L'équipe de recherche a examiné cinq domaines de qualité de vie : fatigue générale, état psychologique, santé sexuelle et effets secondaires – ; selon un certain nombre d'indicateurs socio-économiques : niveau d'éducation, revenu du ménage et situation financière perçue. La combinaison de ces éléments produit un score où 0 indique l’absence d’inégalités.
Les inégalités augmentent rapidement
Au diagnostic, les inégalités de qualité de vie entre les deux extrêmes socio-économiques sont notables, avec un score de 6,7. Le score augmente jusqu'à 11 pendant le traitement, puis reste à 10 deux ans après le diagnostic, un score plus élevé qu'à ce moment-là. « Si l'on s'attendait à un certain degré d'inégalité au début de la maladie, le fait que ces inégalités augmentent rapidement et persistent aussi longtemps est une surprise », mentionne José Sandoval. «L'impact sur la qualité de vie est beaucoup plus prononcé pour les femmes ayant moins de ressources, quelles que soient les caractéristiques biologiques de leur cancer, leur âge ou le traitement qu'elles ont reçu.»

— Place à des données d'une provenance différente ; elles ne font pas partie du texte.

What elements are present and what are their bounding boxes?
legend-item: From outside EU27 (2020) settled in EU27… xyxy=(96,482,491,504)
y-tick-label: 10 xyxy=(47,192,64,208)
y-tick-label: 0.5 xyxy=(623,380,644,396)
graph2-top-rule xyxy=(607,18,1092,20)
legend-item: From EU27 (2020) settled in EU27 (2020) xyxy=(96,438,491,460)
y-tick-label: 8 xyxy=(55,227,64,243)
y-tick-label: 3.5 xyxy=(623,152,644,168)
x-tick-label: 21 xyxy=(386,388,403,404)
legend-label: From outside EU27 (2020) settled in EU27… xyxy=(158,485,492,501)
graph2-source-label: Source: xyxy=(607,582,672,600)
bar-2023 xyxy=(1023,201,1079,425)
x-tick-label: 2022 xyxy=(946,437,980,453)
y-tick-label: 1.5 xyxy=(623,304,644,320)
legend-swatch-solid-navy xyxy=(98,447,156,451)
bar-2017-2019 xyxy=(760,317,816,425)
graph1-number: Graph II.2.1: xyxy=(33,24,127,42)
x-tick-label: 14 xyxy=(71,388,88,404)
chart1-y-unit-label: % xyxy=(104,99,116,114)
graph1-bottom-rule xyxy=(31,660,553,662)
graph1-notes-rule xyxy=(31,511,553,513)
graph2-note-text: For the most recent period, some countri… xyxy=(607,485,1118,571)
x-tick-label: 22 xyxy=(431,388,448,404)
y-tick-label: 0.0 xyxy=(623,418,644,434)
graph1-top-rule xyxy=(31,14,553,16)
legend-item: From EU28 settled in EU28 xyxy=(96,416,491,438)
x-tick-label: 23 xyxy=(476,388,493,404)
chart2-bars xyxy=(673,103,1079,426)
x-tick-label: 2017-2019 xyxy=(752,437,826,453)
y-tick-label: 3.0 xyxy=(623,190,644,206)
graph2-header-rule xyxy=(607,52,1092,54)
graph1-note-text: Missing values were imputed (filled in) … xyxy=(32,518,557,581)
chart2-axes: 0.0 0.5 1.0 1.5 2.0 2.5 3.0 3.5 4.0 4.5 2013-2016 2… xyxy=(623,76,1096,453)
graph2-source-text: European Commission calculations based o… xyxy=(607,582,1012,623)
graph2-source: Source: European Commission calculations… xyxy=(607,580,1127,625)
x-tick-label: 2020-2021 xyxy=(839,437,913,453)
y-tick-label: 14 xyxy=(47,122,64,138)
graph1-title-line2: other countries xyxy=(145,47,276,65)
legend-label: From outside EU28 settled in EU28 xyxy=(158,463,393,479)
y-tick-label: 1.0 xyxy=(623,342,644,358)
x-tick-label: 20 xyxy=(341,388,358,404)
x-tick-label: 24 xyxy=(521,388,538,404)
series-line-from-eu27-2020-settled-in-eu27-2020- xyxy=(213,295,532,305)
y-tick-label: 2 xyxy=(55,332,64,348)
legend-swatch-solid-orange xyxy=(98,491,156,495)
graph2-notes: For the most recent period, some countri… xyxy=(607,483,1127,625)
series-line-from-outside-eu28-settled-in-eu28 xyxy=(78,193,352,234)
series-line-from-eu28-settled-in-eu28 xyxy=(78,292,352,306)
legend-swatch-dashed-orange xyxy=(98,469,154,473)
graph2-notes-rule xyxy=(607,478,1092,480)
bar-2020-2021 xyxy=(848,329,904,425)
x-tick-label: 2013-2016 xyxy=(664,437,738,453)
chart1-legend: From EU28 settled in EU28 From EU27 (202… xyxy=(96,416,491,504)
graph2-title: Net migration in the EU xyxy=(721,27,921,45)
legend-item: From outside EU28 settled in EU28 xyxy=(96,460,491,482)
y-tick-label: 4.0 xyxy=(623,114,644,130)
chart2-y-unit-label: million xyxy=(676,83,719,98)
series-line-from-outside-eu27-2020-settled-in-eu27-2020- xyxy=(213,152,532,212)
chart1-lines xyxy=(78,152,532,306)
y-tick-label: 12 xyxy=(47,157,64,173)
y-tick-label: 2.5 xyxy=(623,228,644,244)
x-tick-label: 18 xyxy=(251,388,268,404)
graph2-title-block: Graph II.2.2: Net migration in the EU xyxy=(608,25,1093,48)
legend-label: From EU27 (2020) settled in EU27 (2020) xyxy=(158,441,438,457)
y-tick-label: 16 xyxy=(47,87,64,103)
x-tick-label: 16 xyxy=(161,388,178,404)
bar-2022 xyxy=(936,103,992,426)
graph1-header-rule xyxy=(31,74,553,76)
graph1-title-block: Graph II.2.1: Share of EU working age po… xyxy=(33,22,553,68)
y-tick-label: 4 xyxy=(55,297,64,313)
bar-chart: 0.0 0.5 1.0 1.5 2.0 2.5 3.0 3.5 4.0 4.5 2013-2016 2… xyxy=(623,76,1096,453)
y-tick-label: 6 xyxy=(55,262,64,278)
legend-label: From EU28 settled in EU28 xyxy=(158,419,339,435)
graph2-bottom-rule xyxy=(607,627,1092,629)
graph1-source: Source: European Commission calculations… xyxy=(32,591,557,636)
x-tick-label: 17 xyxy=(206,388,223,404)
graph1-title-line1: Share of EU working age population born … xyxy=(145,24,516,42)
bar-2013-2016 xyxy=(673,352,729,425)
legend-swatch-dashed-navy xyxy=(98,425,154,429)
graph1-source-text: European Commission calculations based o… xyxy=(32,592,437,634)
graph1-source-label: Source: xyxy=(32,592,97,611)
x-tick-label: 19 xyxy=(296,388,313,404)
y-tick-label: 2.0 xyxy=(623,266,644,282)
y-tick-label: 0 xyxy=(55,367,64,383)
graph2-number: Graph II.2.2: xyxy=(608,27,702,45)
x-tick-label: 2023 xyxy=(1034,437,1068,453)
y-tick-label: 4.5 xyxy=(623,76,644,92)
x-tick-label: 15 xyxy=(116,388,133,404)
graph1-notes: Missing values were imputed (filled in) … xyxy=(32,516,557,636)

Pourquoi? Les réponses ne se trouvent pas dans le traitement, qui est similaire pour toutes les femmes, mais probablement dans tous les éléments d’accompagnement autour de la prise en charge médicale. « Il sera probablement plus facile pour les femmes de statut socio-économique élevé d'avoir le temps, l'argent et l'accès à l'information pour prendre soin d'elles-mêmes, trouver des ressources de soutien et mieux gérer les effets secondaires physiques et psychologiques de la maladie que, par exemple, une mère célibataire avec de faibles revenus et sans personne pour s'occuper de ses enfants'', souligne José Sandoval. «Ces facteurs influencent la maladie et ses conséquences sur la santé physique et psychologique des patients.»
Mieux prendre en compte les inégalités
L’égalité d’accès aux soins de santé n’est pas synonyme d’absence d’inégalité. Le contexte socio-économique peut avoir un impact majeur sur l’état de santé au même titre que les caractéristiques biologiques. « Lorsque nous parlons d'oncologie de précision, nous devons considérer la personne dans sa globalité, y compris sa dimension sociale », ajoutent les auteurs. « Nos données concernent des femmes soignées en France, pays d'égalité d'accès aux soins. Dans les pays dépourvus d'un système de santé universel, ces inégalités risquent d'être encore plus prononcées.